Well, despite what I said yesterday, today was actually that super fun monthly event known as website stats checking day. So I was mainly just doing that. Though in the evening I watched Prometheus with Billesden.
When checking my website error logs, I found three errors that looked like potential true errors. One was to do with an undefined index when posting to xml-rpc on a WP site. I don't use this myself, so it would have been a spam bot / hacker request. But still, there shouldn't be an undefined index. When I checked the particular site, the WP version was out of date. So I just updated WP, and I'll wait and see if the same error appears in the logs next month.

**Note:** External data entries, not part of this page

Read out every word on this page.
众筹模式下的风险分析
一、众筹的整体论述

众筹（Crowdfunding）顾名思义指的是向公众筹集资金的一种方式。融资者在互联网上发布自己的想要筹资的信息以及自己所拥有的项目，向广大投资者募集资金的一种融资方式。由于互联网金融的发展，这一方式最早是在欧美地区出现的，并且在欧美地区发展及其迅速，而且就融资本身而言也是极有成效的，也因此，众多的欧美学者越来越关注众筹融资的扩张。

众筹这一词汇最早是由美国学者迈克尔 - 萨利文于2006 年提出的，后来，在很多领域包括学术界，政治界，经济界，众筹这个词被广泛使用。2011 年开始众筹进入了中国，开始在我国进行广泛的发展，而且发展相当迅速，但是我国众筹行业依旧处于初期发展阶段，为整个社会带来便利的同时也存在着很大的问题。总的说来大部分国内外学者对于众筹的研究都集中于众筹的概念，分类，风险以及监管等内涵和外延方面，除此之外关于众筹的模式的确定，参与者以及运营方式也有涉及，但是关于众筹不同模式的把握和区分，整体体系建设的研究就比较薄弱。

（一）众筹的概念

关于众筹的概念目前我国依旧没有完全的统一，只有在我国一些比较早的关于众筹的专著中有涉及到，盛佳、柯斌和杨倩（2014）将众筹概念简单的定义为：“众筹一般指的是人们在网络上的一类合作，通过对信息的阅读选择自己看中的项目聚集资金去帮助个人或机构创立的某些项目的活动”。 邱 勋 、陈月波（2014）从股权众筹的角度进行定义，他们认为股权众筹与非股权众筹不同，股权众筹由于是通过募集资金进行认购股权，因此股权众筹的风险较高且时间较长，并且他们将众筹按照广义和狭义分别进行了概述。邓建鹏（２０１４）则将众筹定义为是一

The next error was PHP Fatal error: Call to undefined function get_header() in /wp-content/themes/twentyten/404.php on line 10
. According to this post: How to fix the “PHP Fatal error: Call to undefined function get_header()” error in WordPress, the error is when the file is called directly in the browser, since WP is not loaded when calling the theme file directly. That makes sense, and also means it's an error not worth fixing in my opinion. Only hackerbots are likely to be calling that file directly.

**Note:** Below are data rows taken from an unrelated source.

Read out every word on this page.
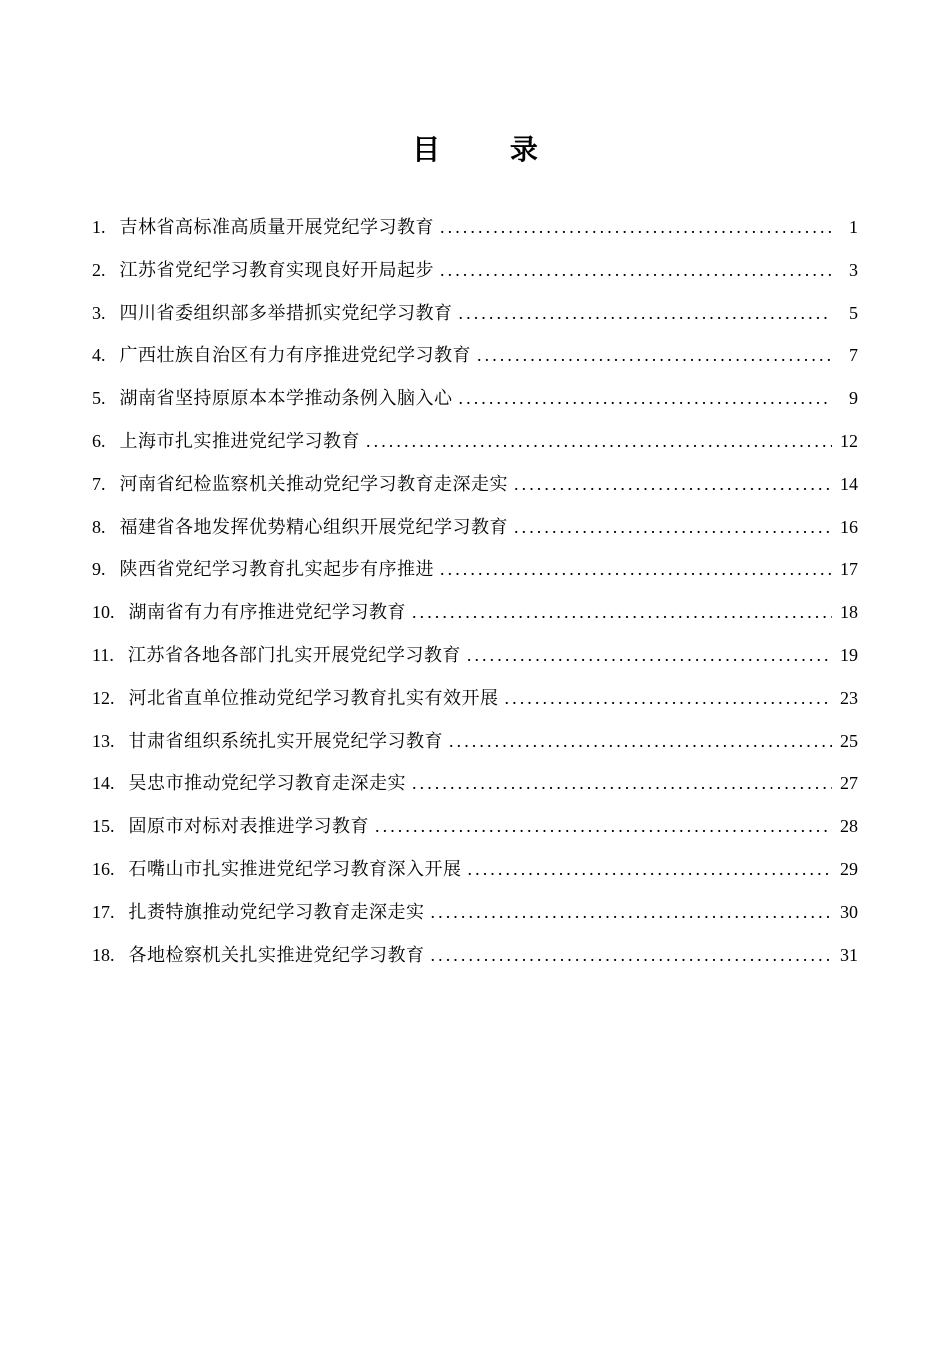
目 录
1. 吉林省高标准高质量开展党纪学习教育 .....	1
2. 江苏省党纪学习教育实现良好开局起步 .....	3
3. 四川省委组织部多举措抓实党纪学习教育 .....	5
4. 广西壮族自治区有力有序推进党纪学习教育 .....	7
5. 湖南省坚持原原本本学推动条例入脑入心 .....	9
6. 上海市扎实推进党纪学习教育 .....	12
7. 河南省纪检监察机关推动党纪学习教育走深走实 .....	14
8. 福建省各地发挥优势精心组织开展党纪学习教育 .....	16
9. 陕西省党纪学习教育扎实起步有序推进 .....	17
10. 湖南省有力有序推进党纪学习教育 .....	18
11. 江苏省各地各部门扎实开展党纪学习教育 .....	19
12. 河北省直单位推动党纪学习教育扎实有效开展 .....	23
13. 甘肃省组织系统扎实开展党纪学习教育 .....	25
14. 吴忠市推动党纪学习教育走深走实 .....	27
15. 固原市对标对表推进学习教育 .....	28
16. 石嘴山市扎实推进党纪学习教育深入开展 .....	29
17. 扎赉特旗推动党纪学习教育走深走实 .....	30
18. 各地检察机关扎实推进党纪学习教育 .....	31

The final error was an upstream response is buffered to a temporary file (file name) while reading upstream
. There's a good article here: Nginx FastCGI response buffer sizes. I've removed the logs from the web server and my dev environment, so I can't run the average / max request size commands they suggest in their article, so I'll have to do that next month. However, I'm fairly confident that I have the buffer size set to a sensible amount already, as the upstream response buffer error messages were all for /feed/
, which is a much larger size (the last 10 posts in full I think) than any other page on the site.